Standard Pacific may be the most speculative – it trades under $5 and is up 373% over the last 12 months – but it’s Cramer’s favorite of the group. The company fell as low as it did because it operates in the ground-zero states of the real estate collapse: California, Arizona and Florida. Things got so bad for SPF that it was forced to take some huge impairments on 59% of its assets and needed an equity infusion from private-equity firm Maitlin Patterson to stay afloat.
But things have changed for Standard Pacific, Cramer said. Its gross margins are back up to 20%, compared with 13% in 2008. The prices of its homes have increased an average of 5% in California. January sales were up 10% year-over-year. And the company is now expanding beyond its core areas, buying up huge tracts of land on the cheap.
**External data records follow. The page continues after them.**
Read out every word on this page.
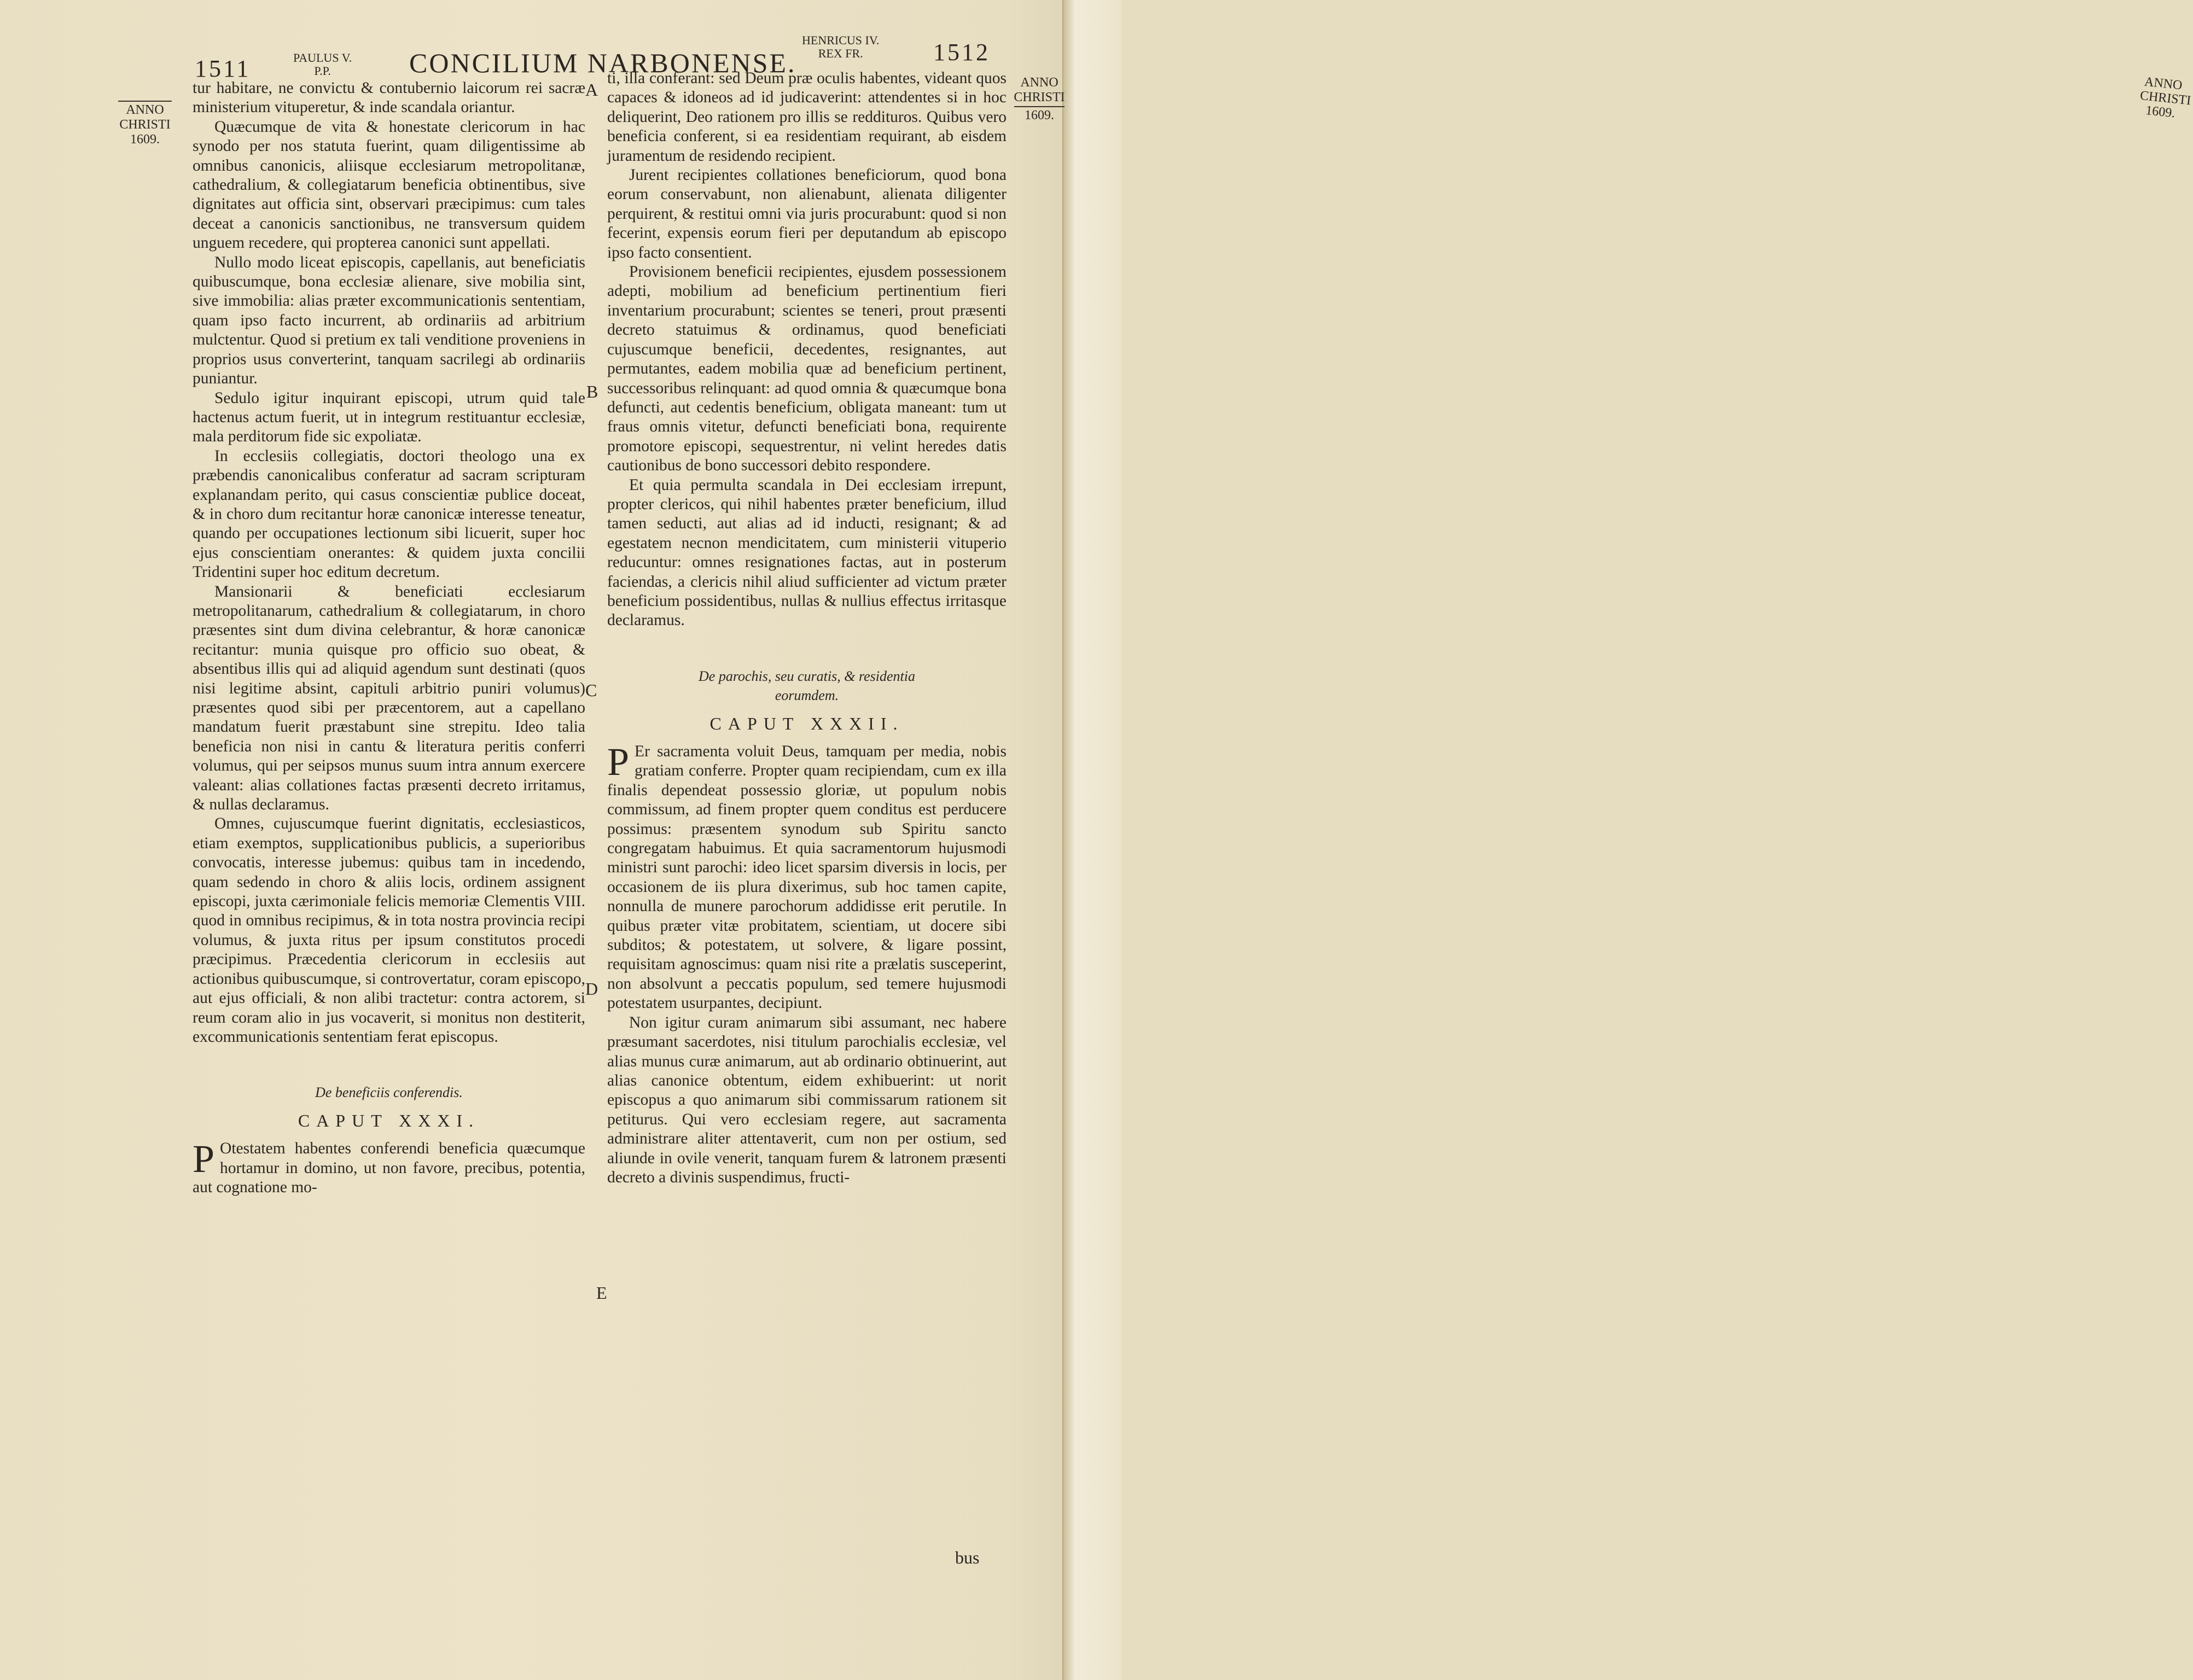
ANNO
CHRISTI
1609.
1511	PAULUS V.
P.P.	CONCILIUM NARBONENSE.
HENRICUS IV.
REX FR.	1512
ANNO
CHRISTI
1609.
ANNO
CHRISTI
1609.
A
B
C
D
E

tur habitare, ne convictu & contubernio laicorum rei sacræ ministerium vituperetur, & inde scandala oriantur.

Quæcumque de vita & honestate clericorum in hac synodo per nos statuta fuerint, quam diligentissime ab omnibus canonicis, aliisque ecclesiarum metropolitanæ, cathedralium, & collegiatarum beneficia obtinentibus, sive dignitates aut officia sint, observari præcipimus: cum tales deceat a canonicis sanctionibus, ne transversum quidem unguem recedere, qui propterea canonici sunt appellati.

Nullo modo liceat episcopis, capellanis, aut beneficiatis quibuscumque, bona ecclesiæ alienare, sive mobilia sint, sive immobilia: alias præter excommunicationis sententiam, quam ipso facto incurrent, ab ordinariis ad arbitrium mulctentur. Quod si pretium ex tali venditione proveniens in proprios usus converterint, tanquam sacrilegi ab ordinariis puniantur.

Sedulo igitur inquirant episcopi, utrum quid tale hactenus actum fuerit, ut in integrum restituantur ecclesiæ, mala perditorum fide sic expoliatæ.

In ecclesiis collegiatis, doctori theologo una ex præbendis canonicalibus conferatur ad sacram scripturam explanandam perito, qui casus conscientiæ publice doceat, & in choro dum recitantur horæ canonicæ interesse teneatur, quando per occupationes lectionum sibi licuerit, super hoc ejus conscientiam onerantes: & quidem juxta concilii Tridentini super hoc editum decretum.

Mansionarii & beneficiati ecclesiarum metropolitanarum, cathedralium & collegiatarum, in choro præsentes sint dum divina celebrantur, & horæ canonicæ recitantur: munia quisque pro officio suo obeat, & absentibus illis qui ad aliquid agendum sunt destinati (quos nisi legitime absint, capituli arbitrio puniri volumus) præsentes quod sibi per præcentorem, aut a capellano mandatum fuerit præstabunt sine strepitu. Ideo talia beneficia non nisi in cantu & literatura peritis conferri volumus, qui per seipsos munus suum intra annum exercere valeant: alias collationes factas præsenti decreto irritamus, & nullas declaramus.

Omnes, cujuscumque fuerint dignitatis, ecclesiasticos, etiam exemptos, supplicationibus publicis, a superioribus convocatis, interesse jubemus: quibus tam in incedendo, quam sedendo in choro & aliis locis, ordinem assignent episcopi, juxta cærimoniale felicis memoriæ Clementis VIII. quod in omnibus recipimus, & in tota nostra provincia recipi volumus, & juxta ritus per ipsum constitutos procedi præcipimus. Præcedentia clericorum in ecclesiis aut actionibus quibuscumque, si controvertatur, coram episcopo, aut ejus officiali, & non alibi tractetur: contra actorem, si reum coram alio in jus vocaverit, si monitus non destiterit, excommunicationis sententiam ferat episcopus.

De beneficiis conferendis.
CAPUT XXXI.

P Otestatem habentes conferendi beneficia quæcumque hortamur in domino, ut non favore, precibus, potentia, aut cognatione mo-

ti, illa conferant: sed Deum præ oculis habentes, videant quos capaces & idoneos ad id judicaverint: attendentes si in hoc deliquerint, Deo rationem pro illis se reddituros. Quibus vero beneficia conferent, si ea residentiam requirant, ab eisdem juramentum de residendo recipient.

Jurent recipientes collationes beneficiorum, quod bona eorum conservabunt, non alienabunt, alienata diligenter perquirent, & restitui omni via juris procurabunt: quod si non fecerint, expensis eorum fieri per deputandum ab episcopo ipso facto consentient.

Provisionem beneficii recipientes, ejusdem possessionem adepti, mobilium ad beneficium pertinentium fieri inventarium procurabunt; scientes se teneri, prout præsenti decreto statuimus & ordinamus, quod beneficiati cujuscumque beneficii, decedentes, resignantes, aut permutantes, eadem mobilia quæ ad beneficium pertinent, successoribus relinquant: ad quod omnia & quæcumque bona defuncti, aut cedentis beneficium, obligata maneant: tum ut fraus omnis vitetur, defuncti beneficiati bona, requirente promotore episcopi, sequestrentur, ni velint heredes datis cautionibus de bono successori debito respondere.

Et quia permulta scandala in Dei ecclesiam irrepunt, propter clericos, qui nihil habentes præter beneficium, illud tamen seducti, aut alias ad id inducti, resignant; & ad egestatem necnon mendicitatem, cum ministerii vituperio reducuntur: omnes resignationes factas, aut in posterum faciendas, a clericis nihil aliud sufficienter ad victum præter beneficium possidentibus, nullas & nullius effectus irritasque declaramus.

De parochis, seu curatis, & residentia
eorumdem.
CAPUT XXXII.

P Er sacramenta voluit Deus, tamquam per media, nobis gratiam conferre. Propter quam recipiendam, cum ex illa finalis dependeat possessio gloriæ, ut populum nobis commissum, ad finem propter quem conditus est perducere possimus: præsentem synodum sub Spiritu sancto congregatam habuimus. Et quia sacramentorum hujusmodi ministri sunt parochi: ideo licet sparsim diversis in locis, per occasionem de iis plura dixerimus, sub hoc tamen capite, nonnulla de munere parochorum addidisse erit perutile. In quibus præter vitæ probitatem, scientiam, ut docere sibi subditos; & potestatem, ut solvere, & ligare possint, requisitam agnoscimus: quam nisi rite a prælatis susceperint, non absolvunt a peccatis populum, sed temere hujusmodi potestatem usurpantes, decipiunt.

Non igitur curam animarum sibi assumant, nec habere præsumant sacerdotes, nisi titulum parochialis ecclesiæ, vel alias munus curæ animarum, aut ab ordinario obtinuerint, aut alias canonice obtentum, eidem exhibuerint: ut norit episcopus a quo animarum sibi commissarum rationem sit petiturus. Qui vero ecclesiam regere, aut sacramenta administrare aliter attentaverit, cum non per ostium, sed aliunde in ovile venerit, tanquam furem & latronem præsenti decreto a divinis suspendimus, fructi-

bus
Despite all this, analysts remain bearish, with two of the seven covering SPF rating it a “buy,” compared to three “holds” and two “sells.” But that just means the stock can shoot higher, Cramer said, as these bears convert to bulls. He recommended getting in ahead of that.
“The rebound in this state is for real,” Cramer said of California, “and I think you should play it with a turnaround homebuilder like Standard Pacific.”